È PER QUESTA VIA, partendo dalla diffusa illusione che le «chiacchiere da bar» possano rimpiazzare opinioni documentate che Filippi, cui si devono alcune delle indagini più recenti sul modo in cui gli italiani percepiscono se stessi nello specchio della vicenda mussoliniana, si misura, nei termini della «testimonianza di un reduce» sopravvissuto ad una lunga serie di confronti via social, con l’argomento. Il suo Guida semiseria per aspiranti storici social (Bollati Boringhieri, pp. 126, euro 10) non è però il testo indignato di un ricercatore di professione di fronte alla deriva in atto, quanto piuttosto un piccolo e concreto manuale di resistenza, atto anche a definire una controffensiva, i cui contenuti muovono dalla consapevolezza dello storico che è attraverso i social che oggi si forma una parte consistente dell’opinione pubblica. E che perciò questo terreno non può essere abbandonato nelle mani di chi della Storia e della sua memoria vuol fare strame.

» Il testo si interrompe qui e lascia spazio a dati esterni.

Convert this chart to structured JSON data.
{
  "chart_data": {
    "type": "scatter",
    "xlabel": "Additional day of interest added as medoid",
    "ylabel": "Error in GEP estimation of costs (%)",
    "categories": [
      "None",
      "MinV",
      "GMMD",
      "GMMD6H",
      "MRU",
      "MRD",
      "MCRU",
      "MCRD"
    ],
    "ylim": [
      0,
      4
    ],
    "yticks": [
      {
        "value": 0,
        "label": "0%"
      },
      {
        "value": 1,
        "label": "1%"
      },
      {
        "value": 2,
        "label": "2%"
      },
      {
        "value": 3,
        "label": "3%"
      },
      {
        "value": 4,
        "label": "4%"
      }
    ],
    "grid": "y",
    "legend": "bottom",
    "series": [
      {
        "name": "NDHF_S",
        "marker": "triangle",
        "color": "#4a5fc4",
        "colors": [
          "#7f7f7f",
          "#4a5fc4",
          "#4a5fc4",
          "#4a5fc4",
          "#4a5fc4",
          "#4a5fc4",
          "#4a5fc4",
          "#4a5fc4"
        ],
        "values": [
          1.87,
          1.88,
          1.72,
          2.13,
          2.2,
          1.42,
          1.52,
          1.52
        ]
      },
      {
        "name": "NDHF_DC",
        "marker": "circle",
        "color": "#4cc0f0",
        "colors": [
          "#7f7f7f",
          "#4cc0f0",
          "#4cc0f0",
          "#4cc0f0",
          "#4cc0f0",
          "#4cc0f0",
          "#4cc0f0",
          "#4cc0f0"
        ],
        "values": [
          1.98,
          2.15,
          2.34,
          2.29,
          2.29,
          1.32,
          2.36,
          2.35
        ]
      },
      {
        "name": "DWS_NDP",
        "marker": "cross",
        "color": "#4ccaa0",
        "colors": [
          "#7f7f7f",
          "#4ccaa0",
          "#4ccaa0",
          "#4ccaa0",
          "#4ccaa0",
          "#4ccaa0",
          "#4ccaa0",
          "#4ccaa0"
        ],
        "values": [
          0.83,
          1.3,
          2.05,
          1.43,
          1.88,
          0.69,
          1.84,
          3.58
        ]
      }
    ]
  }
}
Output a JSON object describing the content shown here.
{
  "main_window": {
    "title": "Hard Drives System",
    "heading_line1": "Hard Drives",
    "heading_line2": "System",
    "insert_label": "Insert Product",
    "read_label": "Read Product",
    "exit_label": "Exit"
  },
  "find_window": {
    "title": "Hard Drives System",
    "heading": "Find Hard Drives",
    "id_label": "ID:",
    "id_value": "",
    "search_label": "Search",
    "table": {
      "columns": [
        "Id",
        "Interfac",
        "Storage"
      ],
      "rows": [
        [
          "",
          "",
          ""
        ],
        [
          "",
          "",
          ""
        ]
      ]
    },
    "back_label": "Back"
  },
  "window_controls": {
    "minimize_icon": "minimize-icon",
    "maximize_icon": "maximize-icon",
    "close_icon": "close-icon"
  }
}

PARTENDO DAGLI APPUNTI presi in rete, discussioni e esempi su cui si è imbattuto, Filippi rovescia la percezione comune del mondo accademico individuando le opportunità di quelli che non sono soltanto «strumenti» tecnologici in più, ma modalità per ampliare l’indagine e l’interpretazione storica anche al fine di comprendere meglio il presente. Non a caso è da ricercatore che a conclusione del libro indica ai lettori il terremo dei social per indagare una vicenda storica che si svolge sotto i nostri occhi: la guerra tra Russia e Ucraina.